Now, I wondered how many Americans had ever thought about that. I continued reading an article by Robin Harding (2) in which she wrote that the policymakers at the Fed expect economic growth to return later this year as supply chains that were interrupted by the earthquake and tsunami in Japan get back to normal and lower oil prices allow consumers to start spending again. Paul Krugman was right: policymakers are still making excuses. And, then, she said something that struck an historical chord with an ominous sound: If there were to be a sustained financial panic like we saw in 2008 after the bankruptcy of Lehman Brothers, the Fed would have to act but only after it had more evidence that its econometric scenarios are wrong. But, Fed tried everything imaginable in 2008 and the country is in the midst of another crisis so what would it do this time? That might have the markets a little nervous. More important, companies like Long Term Capital Management and Lehman failed because their management believed their economic models, disregarding what the market was saying. Is Fed doing the same thing?
In the same issue of the Financial Times, Gavyn Davies closed the loop (7). In his article, he wrote that the debt ceiling fights in Congress were a political act, not one aimed at really solving the problem. Of course, that was it. The markets looked at what was going on in Washington, knowing that the increase in the debt ceiling should have been done quietly and efficiently earlier this year. The political side of it could have been handled with a long term plan to balance the federal budget (and, no, we do not need a Constitutional amendment to accomplish that). And, to stimulate growth, we need tax breaks for small business, the real engine of economic growth in this country.
So, here’s the problem that the world sees, Watching Mr. Boehner, Mr. Obama, and the rest of Congress bicker and fight publicly for their own political agenda has shaken the confidence of the world’s financial markets in the U.S. Instead of worrying about economic welfare of the country, it appears that they are concerned about their own agendas. The bottom line…they would default on the debt of the strongest country in the world for political reasons. That shook the world’s confidence in the ability of Washington to lead the global economy, raised questions about its ability to solve the problems of 2011 since it hasn’t solved the ones from 2008, and posed ethical questions about the policymakers who would rather put their own agendas before those of the good of the country.

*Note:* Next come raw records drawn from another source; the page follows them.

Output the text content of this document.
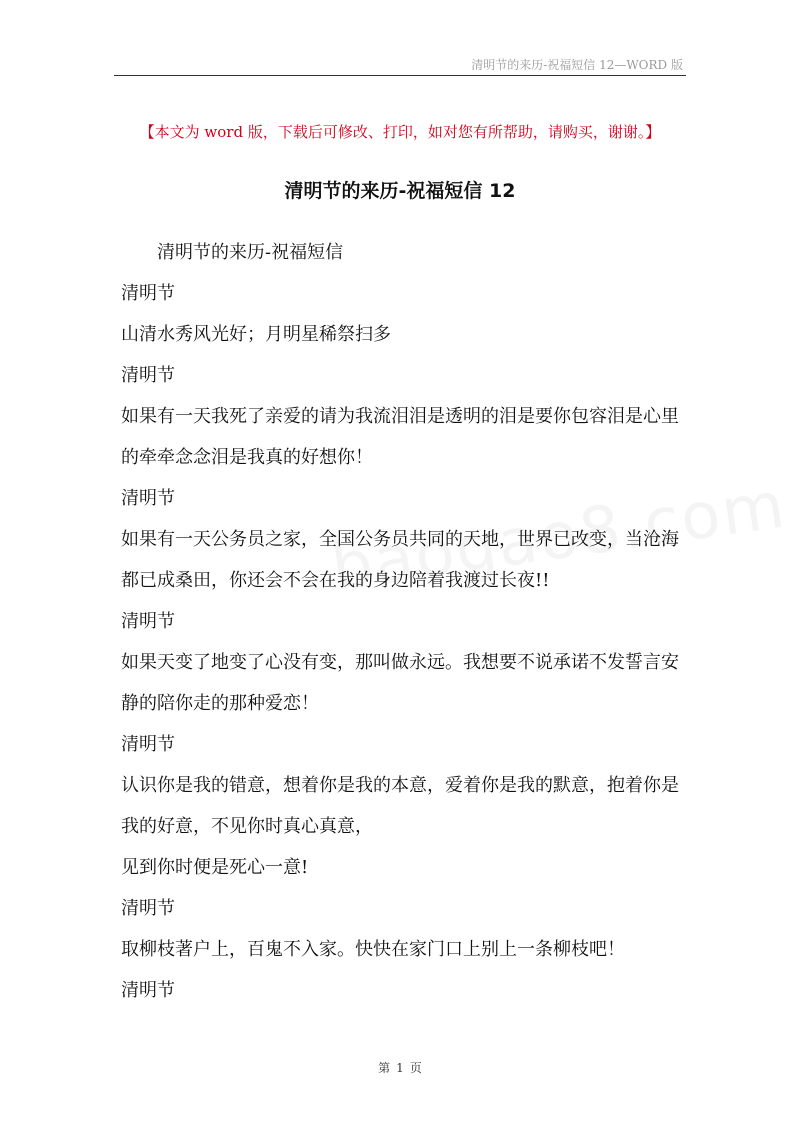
清明节的来历-祝福短信 12—WORD 版
【本文为 word 版，下载后可修改、打印，如对您有所帮助，请购买，谢谢。】
清明节的来历-祝福短信 12

清明节的来历-祝福短信

清明节

山清水秀风光好；月明星稀祭扫多

清明节

如果有一天我死了亲爱的请为我流泪泪是透明的泪是要你包容泪是心里的牵牵念念泪是我真的好想你！

清明节

如果有一天公务员之家，全国公务员共同的天地，世界已改变，当沧海都已成桑田，你还会不会在我的身边陪着我渡过长夜!!

清明节

如果天变了地变了心没有变，那叫做永远。我想要不说承诺不发誓言安静的陪你走的那种爱恋！

清明节

认识你是我的错意，想着你是我的本意，爱着你是我的默意，抱着你是我的好意，不见你时真心真意，

见到你时便是死心一意!

清明节

取柳枝著户上，百鬼不入家。快快在家门口上别上一条柳枝吧！

清明节

第 1 页
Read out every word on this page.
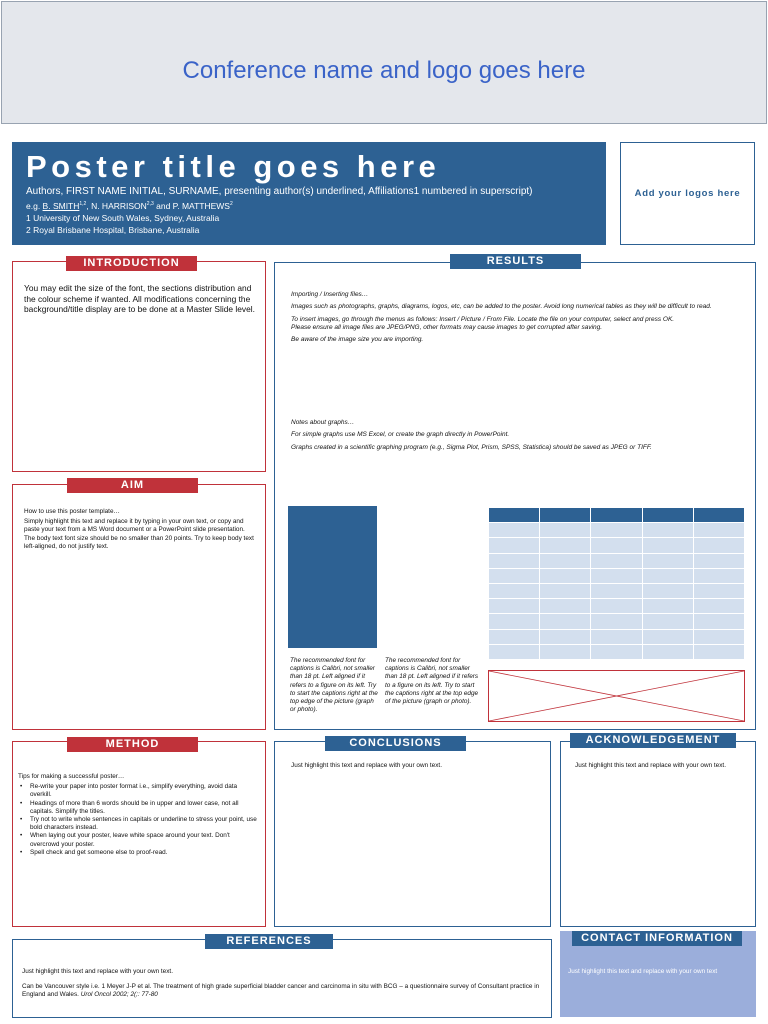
Conference name and logo goes here
Poster title goes here
Authors, FIRST NAME INITIAL, SURNAME, presenting author(s) underlined, Affiliations1 numbered in superscript)
e.g. B. SMITH$^{1,2}$, N. HARRISON$^{2,3}$ and P. MATTHEWS$^2$
1 University of New South Wales, Sydney, Australia
2 Royal Brisbane Hospital, Brisbane, Australia
Add your logos here
INTRODUCTION
You may edit the size of the font, the sections distribution and the colour scheme if wanted. All modifications concerning the background/title display are to be done at a Master Slide level.
AIM

How to use this poster template…

Simply highlight this text and replace it by typing in your own text, or copy and paste your text from a MS Word document or a PowerPoint slide presentation.

The body text font size should be no smaller than 20 points. Try to keep body text left-aligned, do not justify text.

RESULTS

Importing / Inserting files…

Images such as photographs, graphs, diagrams, logos, etc, can be added to the poster. Avoid long numerical tables as they will be difficult to read.

To insert images, go through the menus as follows: Insert / Picture / From File. Locate the file on your computer, select and press OK.

Please ensure all image files are JPEG/PNG, other formats may cause images to get corrupted after saving.

Be aware of the image size you are importing.

Notes about graphs…

For simple graphs use MS Excel, or create the graph directly in PowerPoint.

Graphs created in a scientific graphing program (e.g., Sigma Plot, Prism, SPSS, Statistica) should be saved as JPEG or TIFF.

The recommended font for captions is Calibri, not smaller than 18 pt. Left aligned if it refers to a figure on its left. Try to start the captions right at the top edge of the picture (graph or photo).
The recommended font for captions is Calibri, not smaller than 18 pt. Left aligned if it refers to a figure on its left. Try to start the captions right at the top edge of the picture (graph or photo).

METHOD

Tips for making a successful poster…

• Re-write your paper into poster format i.e., simplify everything, avoid data overkill.
• Headings of more than 6 words should be in upper and lower case, not all capitals. Simplify the titles.
• Try not to write whole sentences in capitals or underline to stress your point, use bold characters instead.
• When laying out your poster, leave white space around your text. Don't overcrowd your poster.
• Spell check and get someone else to proof-read.
CONCLUSIONS
Just highlight this text and replace with your own text.
ACKNOWLEDGEMENT
Just highlight this text and replace with your own text.
REFERENCES
Just highlight this text and replace with your own text.
Can be Vancouver style i.e. 1 Meyer J-P et al. The treatment of high grade superficial bladder cancer and carcinoma in situ with BCG – a questionnaire survey of Consultant practice in England and Wales. Urol Oncol 2002; 2(;: 77-80
CONTACT INFORMATION
Just highlight this text and replace with your own text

It wasn’t the debt ceiling crisis that started this financial concern, but the debt ceiling pointed out the shortcomings of American economic and financial policy. The world looks to America for financial leadership which is based on confidence and trust. It doesn’t look like the financial markets believe that they have either one. The question becomes systemic: how to restore that confidence and trust? The answer is easy to say, but apparently difficult to achieve. Only true bipartisan cooperation and compromise of political leaders, in conjunction with the Fed and the Treasury, will enable it. However, that will take a long time, and I sincerely hope we have it.
We were glad to get back to the States on Sunday night after a very restful vacation in Europe. 24 hours later with the financial markets in turmoil, Europe seemed very close again, financially, but, at the same time very far away.